Animale impuro già secondo la legge mosaica, il pipistrello è presentato come malefico nei bestiari medioevali dal XII secolo in poi. Mammifero volante che odia il giorno e frequenta le tenebre, che vede e si sposta nel buio della notte, che dorme con la testa in giù: tutti elementi sufficienti a farne un notturno ucello di Satana.

Del resto, presso i Maya lo troviamo come emblema della morte, come Camatzoz, divinità che incarna le forze sotterranee. E nel libro sacro di questa civiltà precolombiana, il Popol Vuh, si parla della “casa dei pipistrelli”, una delle regioni sotterranee da attraversare per raggiungere il regno dei morti. E ancora il pipistrello è distruttore di vita, maestro del fuoco e, insieme, divoratore della luce; associato al Nord, è spesso raffigurato con il coltello dei sacrifici in mano e la sua vittima nell’altra; ed è chiamato “colui che strappa le teste”. E per i Tupinambas del Brasile – ricordiamolo – la fine del mondo sarà preceduta dalla sparizione del sole, divorato da un pipistrello.

In certe opere d’arte d’ispirazione germanica, poi, l’animale appare come attributo dell’invidia: il pipistrello vola nella notte così come l’invidioso opers nell’ombra; reta abbagliato dalla luce come l’invidioso non può sopposrtare lo sguardo di chi gli è superiore.

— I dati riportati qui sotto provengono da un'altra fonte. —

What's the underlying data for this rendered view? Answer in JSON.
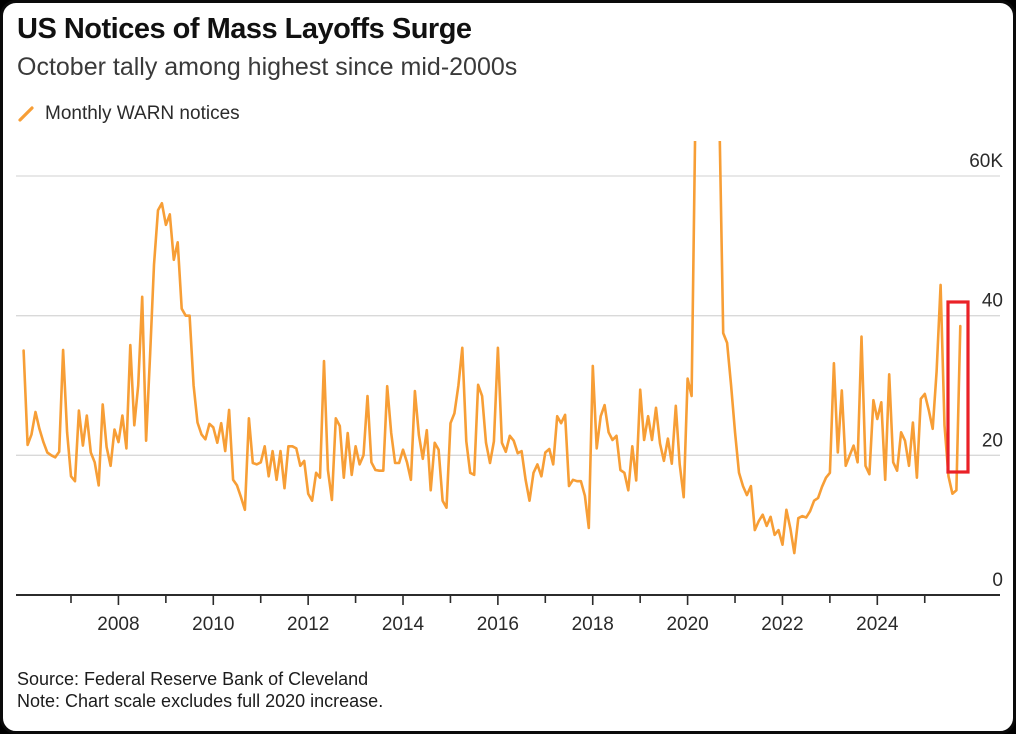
{
  "header": {
    "title": "US Notices of Mass Layoffs Surge",
    "subtitle": "October tally among highest since mid-2000s"
  },
  "legend": {
    "label": "Monthly WARN notices"
  },
  "footer": {
    "source": "Source: Federal Reserve Bank of Cleveland",
    "note": "Note: Chart scale excludes full 2020 increase."
  },
  "colors": {
    "line_orange": "#f79e36",
    "highlight_red": "#ea2127",
    "gridline_gray": "#d9d9d9",
    "axis_dark": "#2b2b2b",
    "tick_label": "#2a2a2a"
  },
  "chart_data": {
    "type": "line",
    "title": "US Notices of Mass Layoffs Surge",
    "subtitle": "October tally among highest since mid-2000s",
    "series_name": "Monthly WARN notices",
    "unit": "WARN notices, thousands",
    "grid": "horizontal",
    "ylim": [
      0,
      65
    ],
    "clipped_peaks": "Mar 2020 through Sep 2020 exceed the visible scale (chart scale excludes full 2020 increase)",
    "y_axis": {
      "ticks": [
        {
          "value": 0,
          "label": "0"
        },
        {
          "value": 20,
          "label": "20"
        },
        {
          "value": 40,
          "label": "40"
        },
        {
          "value": 60,
          "label": "60K"
        }
      ],
      "side": "right"
    },
    "x_axis": {
      "tick_years_first": 2007,
      "tick_years_last": 2025,
      "labels": [
        "2008",
        "2010",
        "2012",
        "2014",
        "2016",
        "2018",
        "2020",
        "2022",
        "2024"
      ]
    },
    "series": {
      "name": "Monthly WARN notices",
      "start_month": "2006-01",
      "end_month": "2025-10",
      "monthly_values_by_year": [
        {
          "year": 2006,
          "values": [
            35,
            21.5,
            23,
            26.2,
            23.8,
            21.9,
            20.4,
            20,
            19.7,
            20.5,
            35.1,
            23.3
          ]
        },
        {
          "year": 2007,
          "values": [
            17,
            16.3,
            26.4,
            21.4,
            25.7,
            20.4,
            19,
            15.7,
            27.3,
            21.2,
            18.5,
            23.7
          ]
        },
        {
          "year": 2008,
          "values": [
            21.9,
            25.7,
            21,
            35.8,
            24.3,
            30,
            42.7,
            22.1,
            34.4,
            47.3,
            55.1,
            56.1
          ]
        },
        {
          "year": 2009,
          "values": [
            53,
            54.5,
            48,
            50.5,
            41,
            40,
            40,
            30,
            24.7,
            23,
            22.3,
            24.5
          ]
        },
        {
          "year": 2010,
          "values": [
            24,
            21.8,
            24.6,
            20.6,
            26.5,
            16.5,
            15.7,
            14,
            12.2,
            25.3,
            18.9,
            18.7
          ]
        },
        {
          "year": 2011,
          "values": [
            19,
            21.3,
            17,
            20.6,
            16.5,
            20.6,
            15.3,
            21.3,
            21.3,
            21,
            18.5,
            19.2
          ]
        },
        {
          "year": 2012,
          "values": [
            14.5,
            13.5,
            17.5,
            16.8,
            33.5,
            17.9,
            13.6,
            25.3,
            24.2,
            16.8,
            23.2,
            17.2
          ]
        },
        {
          "year": 2013,
          "values": [
            21.3,
            18.7,
            20,
            28.5,
            19,
            17.9,
            17.8,
            17.8,
            29.9,
            23.2,
            18.9,
            18.9
          ]
        },
        {
          "year": 2014,
          "values": [
            20.8,
            19,
            16.5,
            29.2,
            22.9,
            19.5,
            23.6,
            15,
            21.8,
            20.8,
            13.5,
            12.5
          ]
        },
        {
          "year": 2015,
          "values": [
            24.6,
            26,
            30,
            35.4,
            22,
            17.5,
            17.2,
            30.1,
            28.5,
            21.8,
            18.9,
            22
          ]
        },
        {
          "year": 2016,
          "values": [
            35.4,
            21.8,
            20.5,
            22.8,
            22.1,
            20.3,
            20.6,
            16.5,
            13.5,
            17.5,
            18.7,
            17
          ]
        },
        {
          "year": 2017,
          "values": [
            20.4,
            20.9,
            18.7,
            25.6,
            24.6,
            25.8,
            15.6,
            16.5,
            16.3,
            16.3,
            14.2,
            9.6
          ]
        },
        {
          "year": 2018,
          "values": [
            32.8,
            21,
            25.6,
            27.2,
            23.3,
            22.2,
            22.8,
            17.9,
            17.5,
            15,
            21.3,
            16.4
          ]
        },
        {
          "year": 2019,
          "values": [
            29.4,
            22.2,
            25.6,
            22.2,
            26.8,
            21.7,
            19.2,
            22.4,
            18.8,
            27.1,
            18.7,
            14
          ]
        },
        {
          "year": 2020,
          "values": [
            31,
            28.5,
            70,
            70,
            70,
            70,
            70,
            70,
            70,
            37.5,
            36.1,
            30
          ]
        },
        {
          "year": 2021,
          "values": [
            23.2,
            17.5,
            15.6,
            14.3,
            15.6,
            9.3,
            10.6,
            11.5,
            9.9,
            11.2,
            8.6,
            9.3
          ]
        },
        {
          "year": 2022,
          "values": [
            7.2,
            12.2,
            9.5,
            6,
            11,
            11.3,
            11.1,
            12,
            13.5,
            13.9,
            15.5,
            16.8
          ]
        },
        {
          "year": 2023,
          "values": [
            17.5,
            33.2,
            20.4,
            29.3,
            18.5,
            20,
            21.4,
            19,
            37,
            18.5,
            17.3,
            27.9
          ]
        },
        {
          "year": 2024,
          "values": [
            25.2,
            27.6,
            16.5,
            31.6,
            19,
            17.8,
            23.3,
            22.1,
            18.5,
            24.7,
            16.8,
            28.1
          ]
        },
        {
          "year": 2025,
          "values": [
            28.8,
            26.5,
            23.8,
            32,
            44.4,
            24.3,
            17,
            14.5,
            15,
            38.5
          ]
        }
      ]
    },
    "highlight_box": {
      "covers": "Aug 2025 - Oct 2025",
      "highlighted_month": "October 2025",
      "stroke_color": "#ea2127"
    },
    "legend": [
      {
        "label": "Monthly WARN notices",
        "color": "#f79e36",
        "marker": "slash"
      }
    ]
  }
}
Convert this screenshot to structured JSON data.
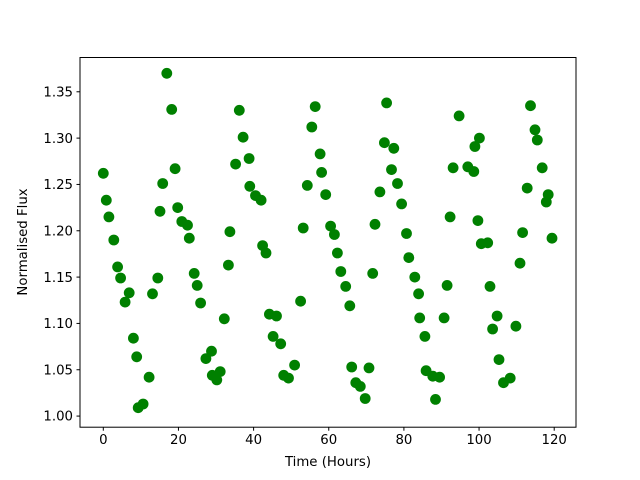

Secondo una tradizione africana il pipistrello può assumere un doppio significato: in positivo è immagine della perspicacia (vede nell’oscurità); in negativo raffigura il nemico della luce, lo “stravagante” che fa tutto al rovescio e vede il mondo a testa in giù. In positivo le sue grandi orecchie sono emblema di un udito che tutto capta; in negativo, orribili escrescenze. L’ambiguità della  natura ibrida del nostro chirottero è sottolineata dalla tradizione alchemica dove, a volte, rappresenta l’androgino. E nell’iconografia rinascimentale, in quanto essere volante munito di mammelle, simboleggia la donna feconda. Del resto, il suo antropomorfismo, come nota Roger Caillois, è assai spiccato: presenza di vere mani con pollice opponibile alle altre dita, mammelle pettorali, flusso mestruale periodico, pene libero e pendulo.

In Estremo Oriente il pipistrello è simbolo della fortuna poiché l’deogramma che lo designa, fou, è omofono all’ideogramma che significa fortuna, felicità. La sua immagine accompagna, talvolta, il carattere che indica la longevità e figura sui vestiti del genio della fortuna. Cinque pipistrelli, del resto, raffigurano le cinque fortune: ricchezza, longevità, tranquillità, culto dell virtù (o santità), buona morte. La longevità è richiamata dal fatto che il pipistrello vive nelle caverne – passaggio verso il dominio degli immortali – dove si nutre di concrezioni vivificanti. Niente di strano, quindi, che venga a costituire lui stesso un cibo di immortalità. Ricordiamo ancora che la pratica taoista della “fortificazione del cervello”, simboleggiata dal pipistrello (cervello pesante, testa all’ingiù) comportava anche operazioni di tipo erotico. Non a caso troviamo il pipistrello come componente di droghe dal potere afrodisiaco, virtù che Plinio – cambiando ambiente – riconosceva al sangue dell’animale.

Non si può poi dimenticare il pipistrello vampiro, cioè un morto che esce dalla sua tomba per succhiare il sangue dei vivi (così  come un tipo di pipistrello, detto appunto vampiro, succhia il sangue del bestiame addormentato). La credenza era assai diffusa in Russia, in Polonia, nell’Europa centrale, in Grecia, in Arabia. E la tradizione vuole  che coloro i quali sono stati vittime dei vampiri divengano vampiri a loro volta. A questo punto come non ricordare Dracula il vampiro, di Bram Stocker, portato anche più volte sullo schermo in film non sempre nobilissimi? Quel vampiro che è “sistemato a dovere” solo con un paletto di frassino (o di ontano) confitto nel cuore? Quel Dracula che forse trae origine da un personaggio realmente esistito, il sanguinario voivode valacco Vlad Drakul, vissuto nella seconda metà del quindicesimo secolo?

Un racconto degli indiani Chami, delle Ande colombiane, infine, narra del mitico eroe Aribada che uccide il pipistrello Inka per impadronirsi del suo potere di addormentare le vittime. In effetti, si dice che quando il vampiro vuol mordere un uomo addormentato, per non svegliarlo batta continuamente le ali. E così Ariada si introduce la notte presso le donne addormentate e agita due fazzoletti, uno bianco e uno rosso,  perché continuino a dormire sì che lui possa abusare di esse a loro insaputa.